Are your rights as a parent free from governmental interference?
Do you believe that the government will only involve itself in cases of abuse and/or neglect?
The following ten questions are designed to test your knowledge of events that have affected the parent-child relationship in the United States. The last 5 questions pertain, specifically, to a treaty that has been ratified by many U.N. countries around the world.
TRUE or FALSE
- Child protective services forcibly removed a 13 year old boy from his parents after he complained to a school counselor that they took him to church too often (twice on Sunday and once on Wednesday).
- You have a legal right to know if your teenage children will receive or have received medical treatment through the public schools.
- In most states parents are held liable for public library fines issued to their children, but, they are denied access to information about the titles of the books.
- A 13 year old girl was ‘liberated from her parents’ after she complained of being grounded for smoking marijuana and having sex with her boyfriend.
- A mother in Illinois was twice refused her request to opt her daughter out of sexual education lectures that she found objectionable.
- The United Nations Convention on the Rights of the Child (UN CRC), which would allow the government to determine the “best interest of the child” (even in cases where there has been no parental neglect or abuse) and supersede all parental power, has been signed by the United States.
- If the UN CRC is ratified, religious schools would no longer be allowed to teach that Christianity is the only true religion and would be forced to teach “alternative worldviews.”
- Under the UN CRC, a child’s “right to be heard” would allow them to seek governmental review of any parental decision with which the child disagreed.
- Parents would still have the right to “opt out” their children from sex education.
- Proponents of the treaty are on the move and claim to be near victory.
- TRUE. The child was placed in foster care until the parents agreed to a Superior Court Judge’s demands that the child be taken to church no more than one time per week.
- FALSE. Schools are not required to notify, request permission, or inform the parents of any medical treatment their children receive. In some states, this includes abortion procedures.
- TRUE. Many states have laws that protect the “right to privacy” in children 9 years old and older, so parents cannot see materials that their children have checked out.
- TRUE. In the early 1980s, 13-year-old Sheila Marie Sumey, whose parents grounded her, went to her school counselors complaining about her parent’s actions. She was advised that she could be liberated from her parents because there was “conflict between parent and child.” Listening to the advice she had received, Sheila notified Child Protective Services (CPS) about her situation. She was subsequently removed from her home and placed in foster care. Even though the judge found that Sheila’s parents had enforced reasonable rules in a proper manner, the state law nevertheless gave CPS the authority to split apart the Sumey family and take Sheila away. (In Re: Sumey, 94 Wn. 2d 757, 621 P. 2d 108 (1980))
- TRUE. 35 states require sexual education as part of the curriculum. Of these, only three states require parental consent and 11 states do not permit opting out of the course at all.

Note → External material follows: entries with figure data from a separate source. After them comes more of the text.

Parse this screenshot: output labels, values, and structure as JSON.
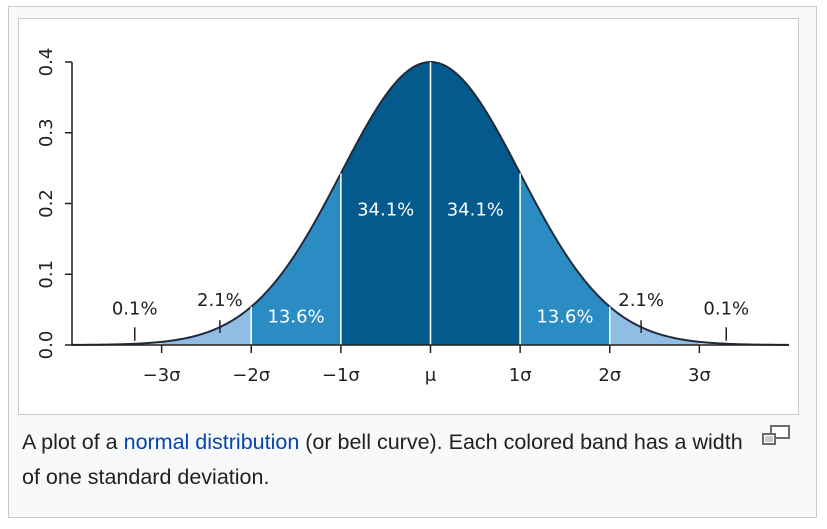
{
  "caption": {
    "prefix": "A plot of a ",
    "link_text": "normal distribution",
    "suffix": " (or bell curve). Each colored band has a width of one standard deviation.",
    "magnify_icon": "magnify-clip-icon"
  },
  "chart_data": {
    "type": "area",
    "title": "",
    "xlabel": "",
    "ylabel": "",
    "distribution": "standard normal",
    "xlim": [
      -4,
      4
    ],
    "ylim": [
      0,
      0.4
    ],
    "x_ticks": [
      {
        "value": -3,
        "label": "−3σ"
      },
      {
        "value": -2,
        "label": "−2σ"
      },
      {
        "value": -1,
        "label": "−1σ"
      },
      {
        "value": 0,
        "label": "μ"
      },
      {
        "value": 1,
        "label": "1σ"
      },
      {
        "value": 2,
        "label": "2σ"
      },
      {
        "value": 3,
        "label": "3σ"
      }
    ],
    "y_ticks": [
      {
        "value": 0.0,
        "label": "0.0"
      },
      {
        "value": 0.1,
        "label": "0.1"
      },
      {
        "value": 0.2,
        "label": "0.2"
      },
      {
        "value": 0.3,
        "label": "0.3"
      },
      {
        "value": 0.4,
        "label": "0.4"
      }
    ],
    "bands": [
      {
        "from": -4,
        "to": -3,
        "percent": "0.1%",
        "color": "#dbe9f6"
      },
      {
        "from": -3,
        "to": -2,
        "percent": "2.1%",
        "color": "#8fbde4"
      },
      {
        "from": -2,
        "to": -1,
        "percent": "13.6%",
        "color": "#2b8cc4"
      },
      {
        "from": -1,
        "to": 0,
        "percent": "34.1%",
        "color": "#045a8d"
      },
      {
        "from": 0,
        "to": 1,
        "percent": "34.1%",
        "color": "#045a8d"
      },
      {
        "from": 1,
        "to": 2,
        "percent": "13.6%",
        "color": "#2b8cc4"
      },
      {
        "from": 2,
        "to": 3,
        "percent": "2.1%",
        "color": "#8fbde4"
      },
      {
        "from": 3,
        "to": 4,
        "percent": "0.1%",
        "color": "#dbe9f6"
      }
    ],
    "colors": {
      "curve": "#1f2b3a",
      "divider": "#ffffff",
      "axis": "#202122",
      "link": "#0645ad"
    },
    "grid": false
  }
}
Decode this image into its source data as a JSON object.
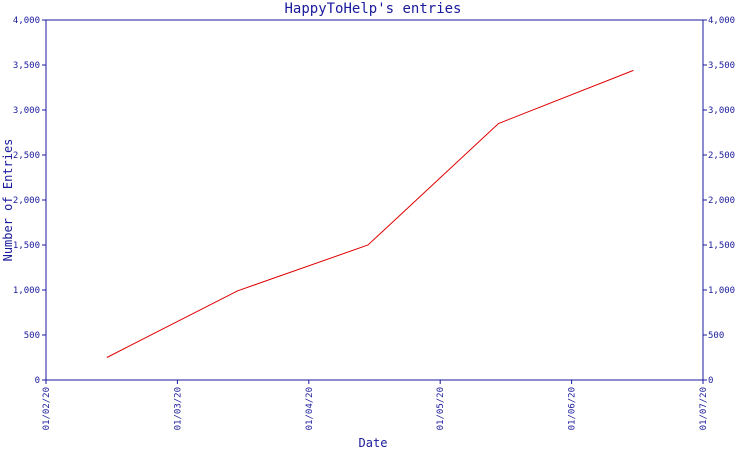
{
  "chart_data": {
    "type": "line",
    "title": "HappyToHelp's entries",
    "xlabel": "Date",
    "ylabel": "Number of Entries",
    "x_tick_labels": [
      "01/02/20",
      "01/03/20",
      "01/04/20",
      "01/05/20",
      "01/06/20",
      "01/07/20"
    ],
    "xlim": [
      "2020-02-01",
      "2020-07-01"
    ],
    "ylim": [
      0,
      4000
    ],
    "y_ticks": [
      0,
      500,
      1000,
      1500,
      2000,
      2500,
      3000,
      3500,
      4000
    ],
    "y_tick_labels": [
      "0",
      "500",
      "1,000",
      "1,500",
      "2,000",
      "2,500",
      "3,000",
      "3,500",
      "4,000"
    ],
    "y_axis_right": true,
    "grid": false,
    "series": [
      {
        "color": "#e00000",
        "x": [
          "2020-02-15",
          "2020-03-16",
          "2020-04-15",
          "2020-05-15",
          "2020-06-15"
        ],
        "values": [
          250,
          990,
          1500,
          2850,
          3440
        ]
      }
    ],
    "axis_color": "#1a1a9c"
  }
}
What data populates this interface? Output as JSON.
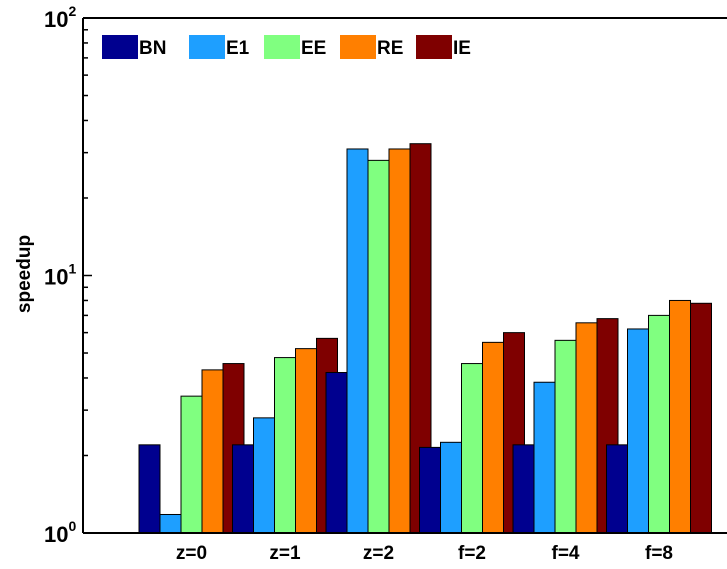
{
  "chart_data": {
    "type": "bar",
    "title": "",
    "xlabel": "",
    "ylabel": "speedup",
    "yscale": "log",
    "ylim": [
      1,
      100
    ],
    "yticks": [
      {
        "base": "10",
        "exp": "0"
      },
      {
        "base": "10",
        "exp": "1"
      },
      {
        "base": "10",
        "exp": "2"
      }
    ],
    "grid": false,
    "legend_position": "top-left",
    "categories": [
      "z=0",
      "z=1",
      "z=2",
      "f=2",
      "f=4",
      "f=8"
    ],
    "series": [
      {
        "name": "BN",
        "color": "#00008f",
        "values": [
          2.2,
          2.2,
          4.2,
          2.15,
          2.2,
          2.2
        ]
      },
      {
        "name": "E1",
        "color": "#1e9fff",
        "values": [
          1.18,
          2.8,
          31,
          2.25,
          3.85,
          6.2
        ]
      },
      {
        "name": "EE",
        "color": "#80ff80",
        "values": [
          3.4,
          4.8,
          28,
          4.55,
          5.6,
          7.0
        ]
      },
      {
        "name": "RE",
        "color": "#ff7f00",
        "values": [
          4.3,
          5.2,
          31,
          5.5,
          6.55,
          8.0
        ]
      },
      {
        "name": "IE",
        "color": "#7f0000",
        "values": [
          4.55,
          5.7,
          32.5,
          6.0,
          6.8,
          7.8
        ]
      }
    ]
  }
}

- TRUE. President Clinton signed the UN CRC in 1995, however, the Senate has not voted on ratification. If ratified, it would supersede all current family law on the books and a committee of 18 U.N. ‘experts’ from other nations would have the authority to issue official interpretations of the treaty which would be entitled to binding weight in American courts.
- TRUE. Religious schools that teach that theirs is the only true religion “fly in the face of article 29” of the treaty according to the American Bar Association.
- TRUE. The treaty specifically outlaws all corporal punishment and has been interpreted (in Sweden) to disallow any punishment without the consent of the child (including “time out”).
- FALSE. The notion of “opting out” has been held to be out of compliance with the treaty. Today, even in states where “opting out” is allowed for sex education, parents have no right to oppose specific parts of a curriculum. In Parker v. Hurley, 514 F. 3d 87 (2008), a federal appeals court found that parents who opposed a part of a school curriculum related to homosexual rights and practices did not have the right to opt their kindergarten child out or be informed in advance of the curriculum content.
- TRUE. A meeting was held at the White House recently to discuss ratification, and the Campaign for U.S. Ratification of the Convention on the Rights of the Child claim they are near the 67 Senate votes needed for ratification.
Current law on parental rights tells parents that they have no say over their children once they enter the door of a public school.
In Fields v. Palmdale School District, 427 F. 3d 1197 (2005), the Ninth Circuit Court of Appeals “affirm[ed] that the [fundamental parental] right does not extend beyond the threshold of the school door.” Numerous school boards have determined that parents do not even have a constitutional right to be present on the school grounds where their child attends. See http://www.erusd.k12.ca.us/ERUSDPolicies/1250.pdf
What can we do?
Senate Resolution 99 is currently being considered as a statement against the ratification of the UN CRC Treaty. There are 31 co-sponsors to date. If 34 sign the resolution, the chance of ratification during this congress decreases significantly.
The Parental Rights Amendment has been submitted as an amendment to the Constitution to grant parents the fundamental right to the upbringing and education of their children. This would prevent treaties from superseding, modifying or interpreting these rights.